Los bancos británicos enfrentan más presiones sobre sus ganancias por los costos de las nuevas regulaciones y muchos de ellos tendrán que hacer más despidos, según un estudio de la firma contable KPMG.

KPMG indicó que pronto habrá un impacto por la implementación de las propuestas de la Comisión Independiente de Banca, que buscan impulsar los índices de capital y proteger a la banca minorista de los riesgos de la banca de inversión.
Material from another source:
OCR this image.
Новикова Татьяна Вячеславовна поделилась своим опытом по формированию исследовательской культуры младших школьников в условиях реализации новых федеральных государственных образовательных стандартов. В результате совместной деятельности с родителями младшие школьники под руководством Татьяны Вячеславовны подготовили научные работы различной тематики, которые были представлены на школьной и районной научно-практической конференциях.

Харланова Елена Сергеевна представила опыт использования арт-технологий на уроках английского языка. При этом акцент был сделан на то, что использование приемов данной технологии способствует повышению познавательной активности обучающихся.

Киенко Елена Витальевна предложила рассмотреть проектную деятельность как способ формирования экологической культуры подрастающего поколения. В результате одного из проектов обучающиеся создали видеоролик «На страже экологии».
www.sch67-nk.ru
El costo de la regulación está empezando a hacer efecto y no se desvanecerá en el corto plazo, especialmente a medida que el trabajo en la implementación de las recomendaciones de la Comisión Independiente de Banca (...) se intensifique , dijo Bill Michael, jefe de Servicios Financieros en Reino Unido de KPMG.

La rentabilidad futura es una preocupación clave para los bancos minoristas y se anticipan incrementos adicionales en los precios para los clientes. También son inevitables más despidos , concluyó.

El sector bancario británico está dominado por el grupo de los cuatro grandes: Barclays, HSBC y por los prestamistas parcialmente estatizados Lloyd’s y Royal Bank of Scotland (RBS).

El Estado británico posee cerca de 40% de Lloyds y 82% de RBS tras rescatarlos durante la crisis de crédito del 2008. En febrero, tanto Lloyds como RBS, reportaron fuertes pérdidas para el 2011.